Kemp, who no longer votes in New York since his retirement from Congress, could not keep quiet about it. He called the state party's official stand for abortion rights ''a shame'' and ''sad'' and allowed that Rinfret's attacks on the Reagan economic record made it easier for him to support London.
No greater heresy could have been committed by a Bush Cabinet member. ''If he had any guts,'' New York political operative Rich Bond, a longtime Bush insider, told an associate, ''he'd have run for governor himself'' -- a reference to Kemp's refusal in 1982 to seek the then-open governorship, which was won by Cuomo.
Ed Rogers, newly installed as White House political operative, telephoned Rinfret to assure him of the president's support. Kemp was urged by a presidential aide to follow Bush's path. Faithful Kempites, old comrades-in-arms from the House and doughty veterans of his failed presidential campaign, sadly shook their heads that their leader had gone off the tracks. Among Republican politicians in Washington that we contacted, only New Right activist Paul Weyrich approved Kemp's course.

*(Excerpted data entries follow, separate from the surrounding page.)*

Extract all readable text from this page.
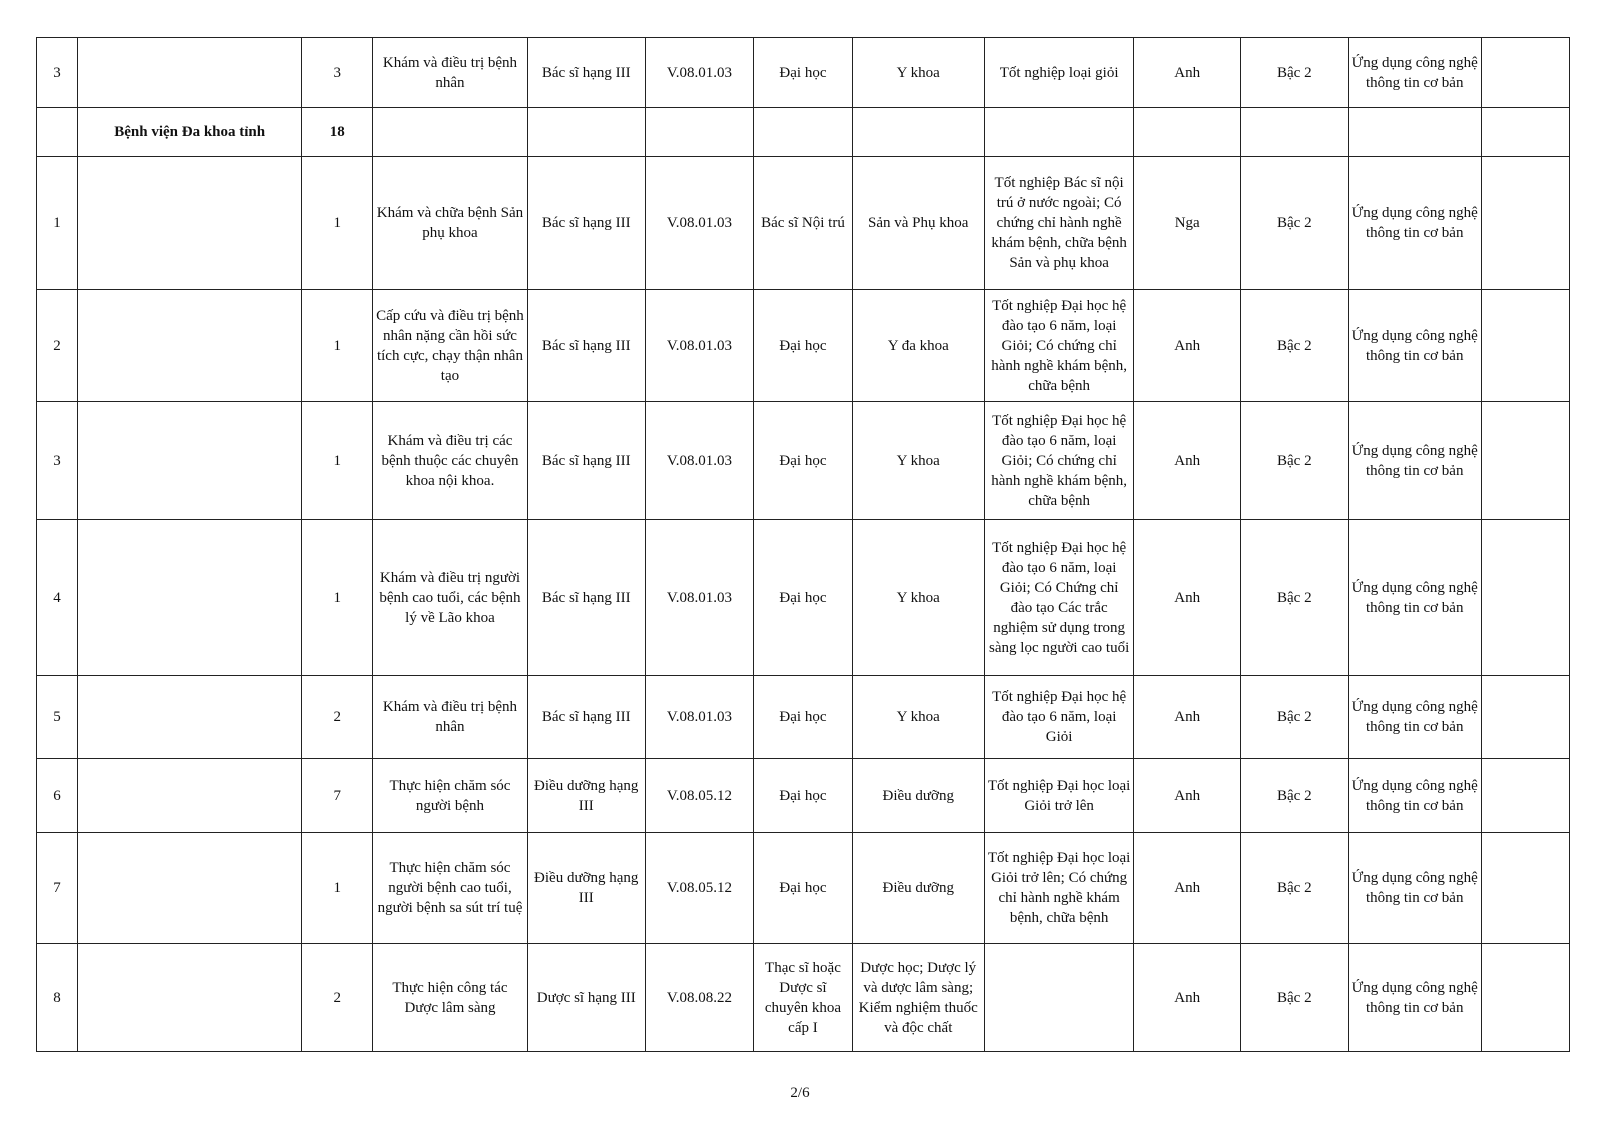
3		3	Khám và điều trị bệnh nhân	Bác sĩ hạng III	V.08.01.03	Đại học	Y khoa	Tốt nghiệp loại giỏi	Anh	Bậc 2	Ứng dụng công nghệ thông tin cơ bản	
	Bệnh viện Đa khoa tỉnh	18										
1		1	Khám và chữa bệnh Sản phụ khoa	Bác sĩ hạng III	V.08.01.03	Bác sĩ Nội trú	Sản và Phụ khoa	Tốt nghiệp Bác sĩ nội trú ở nước ngoài; Có chứng chỉ hành nghề khám bệnh, chữa bệnh Sản và phụ khoa	Nga	Bậc 2	Ứng dụng công nghệ thông tin cơ bản	
2		1	Cấp cứu và điều trị bệnh nhân nặng cần hồi sức tích cực, chạy thận nhân tạo	Bác sĩ hạng III	V.08.01.03	Đại học	Y đa khoa	Tốt nghiệp Đại học hệ đào tạo 6 năm, loại Giỏi; Có chứng chỉ hành nghề khám bệnh, chữa bệnh	Anh	Bậc 2	Ứng dụng công nghệ thông tin cơ bản	
3		1	Khám và điều trị các bệnh thuộc các chuyên khoa nội khoa.	Bác sĩ hạng III	V.08.01.03	Đại học	Y khoa	Tốt nghiệp Đại học hệ đào tạo 6 năm, loại Giỏi; Có chứng chỉ hành nghề khám bệnh, chữa bệnh	Anh	Bậc 2	Ứng dụng công nghệ thông tin cơ bản	
4		1	Khám và điều trị người bệnh cao tuổi, các bệnh lý về Lão khoa	Bác sĩ hạng III	V.08.01.03	Đại học	Y khoa	Tốt nghiệp Đại học hệ đào tạo 6 năm, loại Giỏi; Có Chứng chỉ đào tạo Các trắc nghiệm sử dụng trong sàng lọc người cao tuổi	Anh	Bậc 2	Ứng dụng công nghệ thông tin cơ bản	
5		2	Khám và điều trị bệnh nhân	Bác sĩ hạng III	V.08.01.03	Đại học	Y khoa	Tốt nghiệp Đại học hệ đào tạo 6 năm, loại Giỏi	Anh	Bậc 2	Ứng dụng công nghệ thông tin cơ bản	
6		7	Thực hiện chăm sóc người bệnh	Điều dưỡng hạng III	V.08.05.12	Đại học	Điều dưỡng	Tốt nghiệp Đại học loại Giỏi trở lên	Anh	Bậc 2	Ứng dụng công nghệ thông tin cơ bản	
7		1	Thực hiện chăm sóc người bệnh cao tuổi, người bệnh sa sút trí tuệ	Điều dưỡng hạng III	V.08.05.12	Đại học	Điều dưỡng	Tốt nghiệp Đại học loại Giỏi trở lên; Có chứng chỉ hành nghề khám bệnh, chữa bệnh	Anh	Bậc 2	Ứng dụng công nghệ thông tin cơ bản	
8		2	Thực hiện công tác Dược lâm sàng	Dược sĩ hạng III	V.08.08.22	Thạc sĩ hoặc Dược sĩ chuyên khoa cấp I	Dược học; Dược lý và dược lâm sàng; Kiểm nghiệm thuốc và độc chất		Anh	Bậc 2	Ứng dụng công nghệ thông tin cơ bản	
2/6
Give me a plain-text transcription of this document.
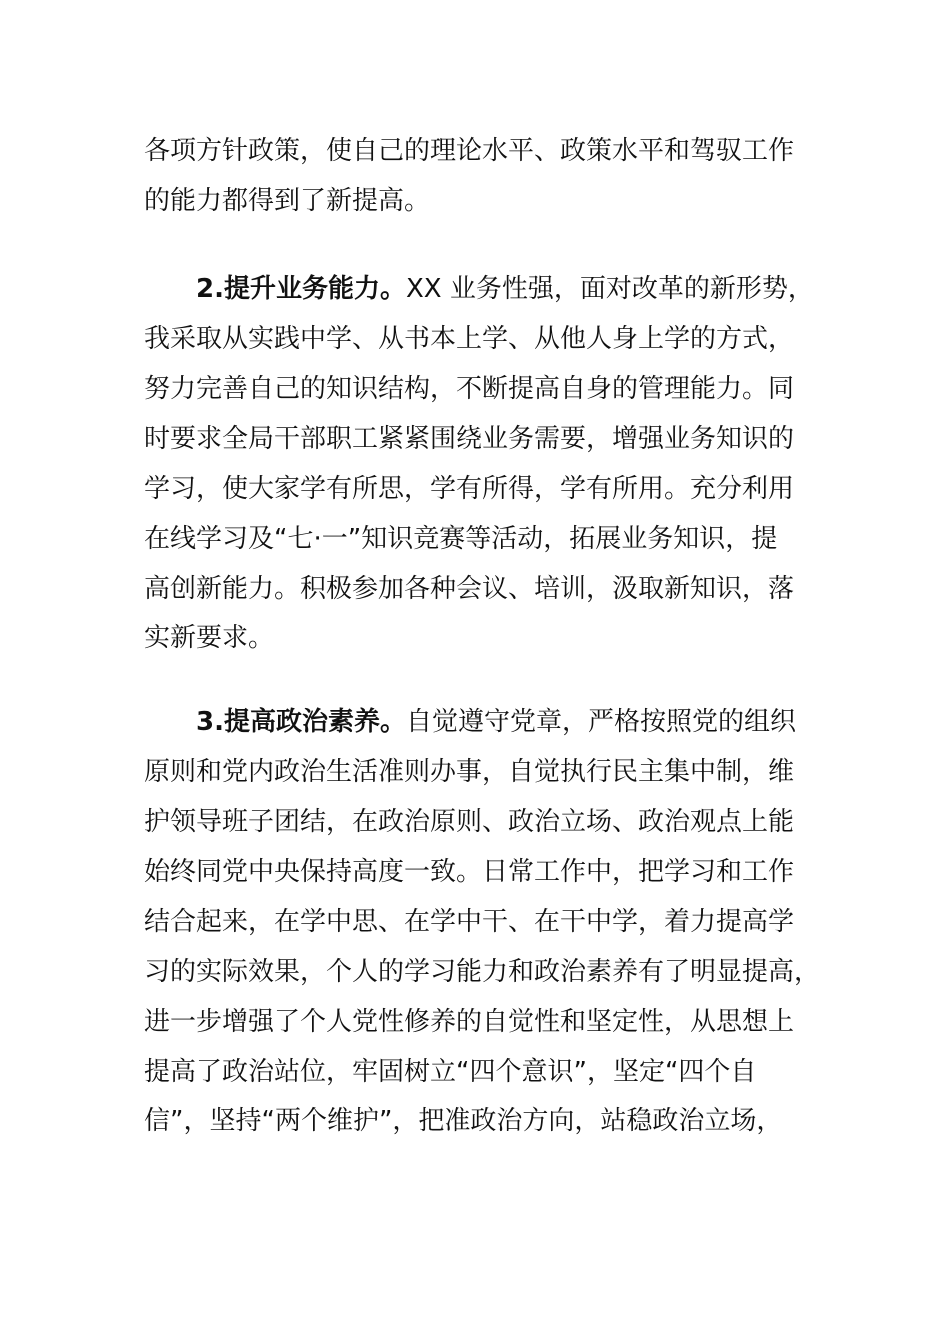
各项方针政策，使自己的理论水平、政策水平和驾驭工作
的能力都得到了新提高。
2.提升业务能力。XX 业务性强，面对改革的新形势，
我采取从实践中学、从书本上学、从他人身上学的方式，
努力完善自己的知识结构，不断提高自身的管理能力。同
时要求全局干部职工紧紧围绕业务需要，增强业务知识的
学习，使大家学有所思，学有所得，学有所用。充分利用
在线学习及“七·一”知识竞赛等活动，拓展业务知识，提
高创新能力。积极参加各种会议、培训，汲取新知识，落
实新要求。
3.提高政治素养。自觉遵守党章，严格按照党的组织
原则和党内政治生活准则办事，自觉执行民主集中制，维
护领导班子团结，在政治原则、政治立场、政治观点上能
始终同党中央保持高度一致。日常工作中，把学习和工作
结合起来，在学中思、在学中干、在干中学，着力提高学
习的实际效果，个人的学习能力和政治素养有了明显提高，
进一步增强了个人党性修养的自觉性和坚定性，从思想上
提高了政治站位，牢固树立“四个意识”，坚定“四个自
信”，坚持“两个维护”，把准政治方向，站稳政治立场，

Lawrence Kudlow, a former Reagan administration official and current New York GOP vice chairman, has been trying to arrange a Rinfret-Kemp peace parley (while talking Rinfret into trashing an insulting personal letter to Kemp). The real Republican hope, however, is that Kemp will just shut up.
''I can't figure out what Jack is up to,'' one Bush aide told us, adding, in a more sinister tone, that ''it sounds like he is pursuing a personal agenda.'' The difficulty of understanding anybody guided by ideology suggests a party galloping away from the Reagan victory formula and back to the comforts of pragmatism.